Ionized calcium is metabolically active, and normal homeostasis maintains serum calcium concentrations at a very narrow range. Ionized calcium remains relatively stable despite wide changes in total calcium levels. Therefore, laboratories measure ionized calcium and total plasma calcium. 

Serum calcium concentration is affected by the parathyroid hormone, vitamin D, fibroblast growth factor 23, phosphate levels, and the calcium ion itself. Hormones such as parathyroid hormone and vitamin D regulate serum calcium concentration from bone, kidney, and gastrointestinal absorption. A hormone called fibroblast growth factor 23 can indirectly cause hypocalcemia if it inhibits renal phosphate reabsorption, which in turn decreases serum phosphate and serum calcium.

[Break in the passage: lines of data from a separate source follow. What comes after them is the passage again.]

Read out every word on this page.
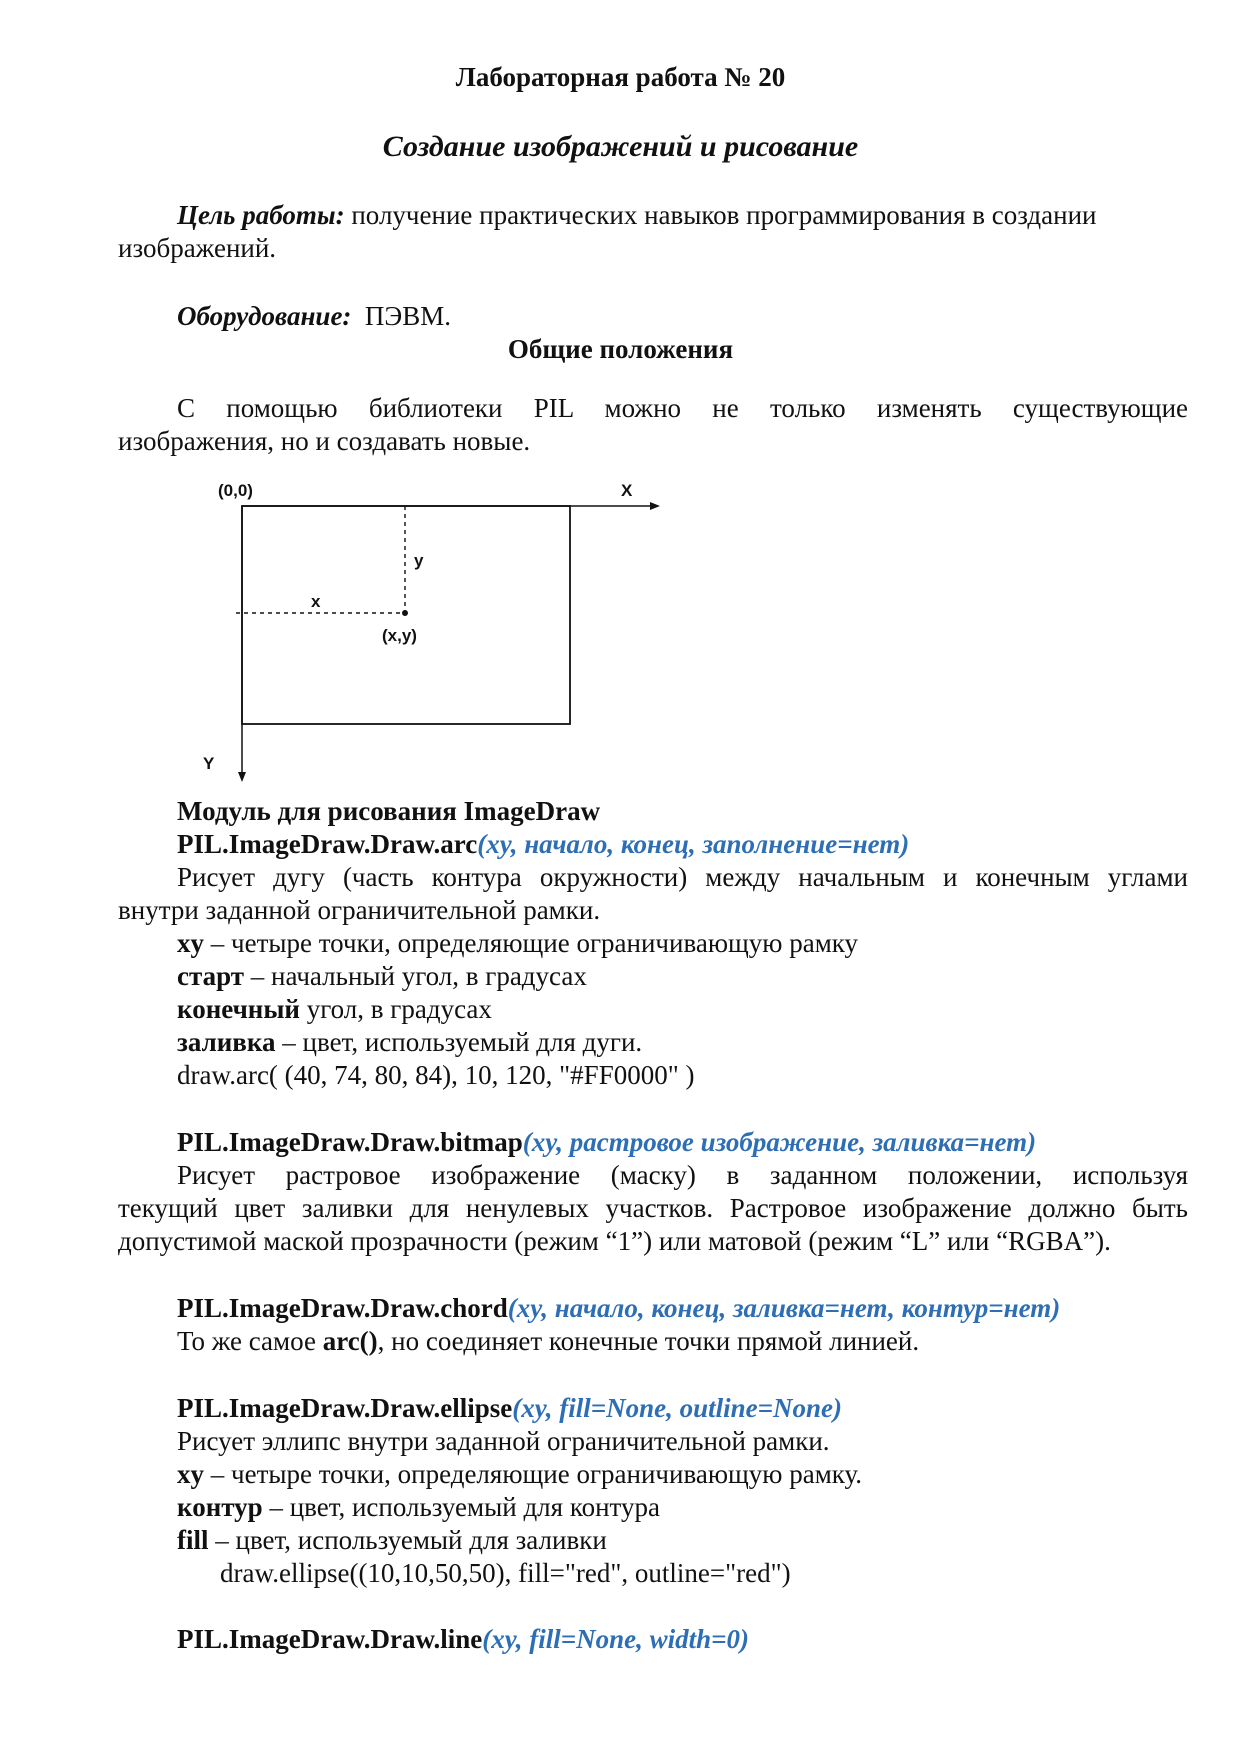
Лабораторная работа № 20
Создание изображений и рисование
Цель работы: получение практических навыков программирования в создании
изображений.
Оборудование: ПЭВМ.
Общие положения
С помощью библиотеки PIL можно не только изменять существующие
изображения, но и создавать новые.
(0,0)	X
Y
x
y
(x,y)
Модуль для рисования ImageDraw
PIL.ImageDraw.Draw.arc(xy, начало, конец, заполнение=нет)
Рисует дугу (часть контура окружности) между начальным и конечным углами
внутри заданной ограничительной рамки.
xy – четыре точки, определяющие ограничивающую рамку
старт – начальный угол, в градусах
конечный угол, в градусах
заливка – цвет, используемый для дуги.
draw.arc( (40, 74, 80, 84), 10, 120, "#FF0000" )
PIL.ImageDraw.Draw.bitmap(xy, растровое изображение, заливка=нет)
Рисует растровое изображение (маску) в заданном положении, используя
текущий цвет заливки для ненулевых участков. Растровое изображение должно быть
допустимой маской прозрачности (режим “1”) или матовой (режим “L” или “RGBA”).
PIL.ImageDraw.Draw.chord(xy, начало, конец, заливка=нет, контур=нет)
То же самое arc(), но соединяет конечные точки прямой линией.
PIL.ImageDraw.Draw.ellipse(xy, fill=None, outline=None)
Рисует эллипс внутри заданной ограничительной рамки.
xy – четыре точки, определяющие ограничивающую рамку.
контур – цвет, используемый для контура
fill – цвет, используемый для заливки
draw.ellipse((10,10,50,50), fill="red", outline="red")
PIL.ImageDraw.Draw.line(xy, fill=None, width=0)
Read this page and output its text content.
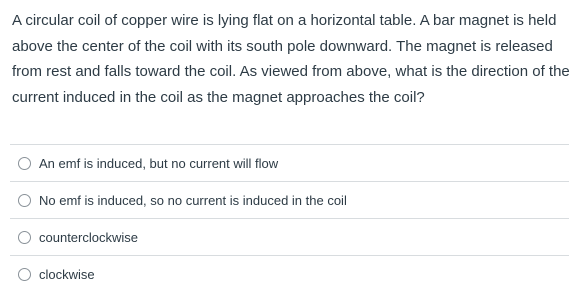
A circular coil of copper wire is lying flat on a horizontal table. A bar magnet is held above the center of the coil with its south pole downward. The magnet is released from rest and falls toward the coil. As viewed from above, what is the direction of the current induced in the coil as the magnet approaches the coil?
An emf is induced, but no current will flow
No emf is induced, so no current is induced in the coil
counterclockwise
clockwise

The most common causes of hypocalcemia are disorders of parathyroid hormone or vitamin D. Hyperphosphatemia influences the calcium ions to bind within the vascular space; it can also cause calcium ions to deposit into the tissues. 

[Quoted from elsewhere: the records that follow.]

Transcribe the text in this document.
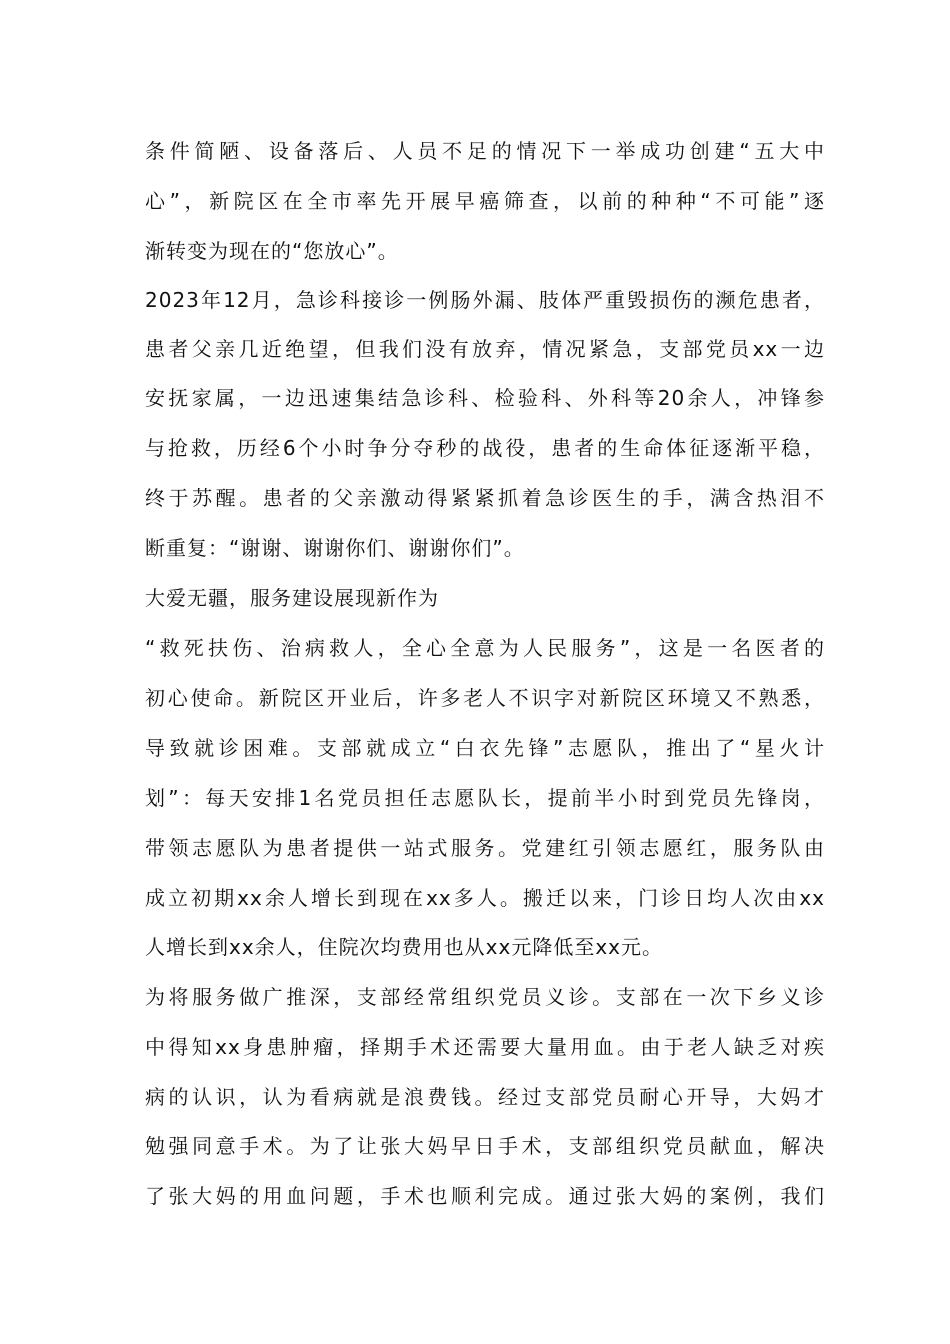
条件简陋、设备落后、人员不足的情况下一举成功创建“五大中
心”，新院区在全市率先开展早癌筛查，以前的种种“不可能”逐
渐转变为现在的“您放心”。
2023年12月，急诊科接诊一例肠外漏、肢体严重毁损伤的濒危患者，
患者父亲几近绝望，但我们没有放弃，情况紧急，支部党员xx一边
安抚家属，一边迅速集结急诊科、检验科、外科等20余人，冲锋参
与抢救，历经6个小时争分夺秒的战役，患者的生命体征逐渐平稳，
终于苏醒。患者的父亲激动得紧紧抓着急诊医生的手，满含热泪不
断重复：“谢谢、谢谢你们、谢谢你们”。
大爱无疆，服务建设展现新作为
“救死扶伤、治病救人，全心全意为人民服务”，这是一名医者的
初心使命。新院区开业后，许多老人不识字对新院区环境又不熟悉，
导致就诊困难。支部就成立“白衣先锋”志愿队，推出了“星火计
划”：每天安排1名党员担任志愿队长，提前半小时到党员先锋岗，
带领志愿队为患者提供一站式服务。党建红引领志愿红，服务队由
成立初期xx余人增长到现在xx多人。搬迁以来，门诊日均人次由xx
人增长到xx余人，住院次均费用也从xx元降低至xx元。
为将服务做广推深，支部经常组织党员义诊。支部在一次下乡义诊
中得知xx身患肿瘤，择期手术还需要大量用血。由于老人缺乏对疾
病的认识，认为看病就是浪费钱。经过支部党员耐心开导，大妈才
勉强同意手术。为了让张大妈早日手术，支部组织党员献血，解决
了张大妈的用血问题，手术也顺利完成。通过张大妈的案例，我们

Changes in acid-base disturbances cause alterations within the albumin-calcium complex. Acidosis reduces the binding of calcium with albumin, while alkalosis enhances it, leading to hypocalcemia. 

Patients with hypoalbuminemia may have reduced total calcium levels, but their ionized calcium may still be normal. This phenomenon is known as pseudohypocalcemia.

In hypocalcemia, there is a prolonged ST segment followed by a prolonged QT interval. Hypocalcemia does not provoke arrhythmias such as polymorphic ventricular tachycardia. Patients with chronic renal failure present with hypocalcemia and hyperkalemia.

Case 5

Patient with chronic renal failure, hyperkalemia, and hypocalcemia ECG.

Patient With Chronic Renal Failure, Hyperkalemia, and Hypocalcemia ECG

The ECG in figure 6 was taken from a patient with chronic renal failure, hyperkalemia, and hypocalcemia. The ECG shows a sinus rhythm with a normal rate, a QT interval of 500 milliseconds, and an ECG machine QTc recorded at 520 milliseconds. Tall, peaked T waves appear in precordial leads V2 through V6, as well as frontal leads I and aVF.